Ziedaar het ‘had’-sprookje van den socialen werker Saks, die bij zijn object wrok constateert, terwijl hij zelf vol is van wrok jegens den man, die zich door zijn ‘ongeregeldheden’, romantische zwakheid en ‘hoogere ongeschiktheid’ voor ambtenaar aan de sociale verantwoordelijkheid onttrok. Du Perron meent, dat Dekker zonder Lebak een Nietzsche of een Heine had kunnen worden; ook dat is een ‘had’-sprookje, maar het houdt tenminste rekening met het formaat van den man, waarover hij schrijft. Dezelfde rancune, die Saks in staat stelt achter de illusies der Multatulianen met kamerdienaars-scherpzinnigheid den ‘onmogelijken’ mensch met ongeveer alle fouten van den romantischen eerzuchtige te ontdekken, belet hem iets te zien van den Multatuli, die in Nederland de grootste moralist is geweest van zijn eeuw, die het probleem der menschelijke waardigheid een aan den godsdienst ontvallen en in ‘specialiteiten’ verbrokkelde samenleving in het gezicht wierp, als een uitdaging. Niemand, die de studies van Saks gelezen heeft, en die verder van Multatuli niets weet, kan begrijpen, waarop de invloed van deze persoonlijkheid heeft berust, en waarom die invloed nog altijd voortgaat zich te laten gelden. De heer Saks schijnt van dit laatste niet te hebben gehoord, blijkens de hoogst ongelukkige en al verouderde eerste alinea van zijn eerste hoofdstuk, waarin wordt gezegd, dat Multatuli ‘uit den tijd’ is, ‘zoo goed als nooit geciteerd wordt’, alleen invloed uitoefent ‘in lagere rangen van intellect dan die den toon aangeven’ etc. etc.; het lijkt mij geen excuus, dat die alinea in 1920 geschreven is, want zulken onzin kan men niet laten staan, als er in 1932 een geheele groep van schrijvers zich onder beroep op den naam Multatuli vereenigd heeft en die naam om zoo te zeggen niet van de lucht is geweest! Hoe men over die groep denkt, doet hier niet ter zake; het gaat slechts om simpele feitelijke juistheid, en Saks had het feit, dat hij in 1920 een slecht profeet bleek, kunnen corrigeeren door iets aan de proeven voor de boekuitgave van dit opstel te wijzigen.

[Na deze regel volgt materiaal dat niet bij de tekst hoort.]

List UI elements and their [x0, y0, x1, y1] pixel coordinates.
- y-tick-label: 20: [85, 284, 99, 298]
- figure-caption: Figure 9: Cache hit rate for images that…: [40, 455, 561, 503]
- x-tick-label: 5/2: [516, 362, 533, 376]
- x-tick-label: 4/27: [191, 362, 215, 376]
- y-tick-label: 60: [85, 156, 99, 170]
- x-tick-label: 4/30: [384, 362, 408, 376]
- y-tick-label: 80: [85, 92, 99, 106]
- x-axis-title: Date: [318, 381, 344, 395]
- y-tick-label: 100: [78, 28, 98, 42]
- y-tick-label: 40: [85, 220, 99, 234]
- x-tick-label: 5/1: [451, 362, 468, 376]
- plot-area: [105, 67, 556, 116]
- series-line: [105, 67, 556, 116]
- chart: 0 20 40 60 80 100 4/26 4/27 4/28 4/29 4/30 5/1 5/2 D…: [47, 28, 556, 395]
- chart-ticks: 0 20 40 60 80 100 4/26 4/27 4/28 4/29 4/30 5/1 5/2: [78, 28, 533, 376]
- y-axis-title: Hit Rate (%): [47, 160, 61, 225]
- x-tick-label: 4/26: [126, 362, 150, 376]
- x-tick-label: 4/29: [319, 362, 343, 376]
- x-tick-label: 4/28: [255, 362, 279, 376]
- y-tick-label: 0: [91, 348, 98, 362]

De moraal van al deze scherpzinnigheid, waarvan de relatieve verdienste duidelijker aan het licht zou zijn gekomen, wanneer een ander haar niet in hetzelfde seizoen had overvleugeld, blijft tenslotte de ongeschikte ambtenaar, die ‘tuchteloos’ was en laboreerde aan een romantische voorstelling van het genie (alles waarheid in den beperkten zin), die door de débâcle van Lebak te veralgemeenen een verdediger van den geidealiseerden Javaan werd, en door zijn ‘buitengewoon literair talent’ en goede bedoelingen Max Havelaar als ‘den ethischen Held’ aan het publiek kon voordragen. Hoe zulk een wezen Multatuli werd en waarom de ‘overhaast geschreven’ Havelaar thans nog zulk een boeiend en levend boek is, naast Huets doode Lidewyde en Vosmaers Amazone: wij zullen het aan dien ander moeten vragen, want Saks zegt het niet.
Menno ter Braak.
(Slot in het Zondagochtendblad).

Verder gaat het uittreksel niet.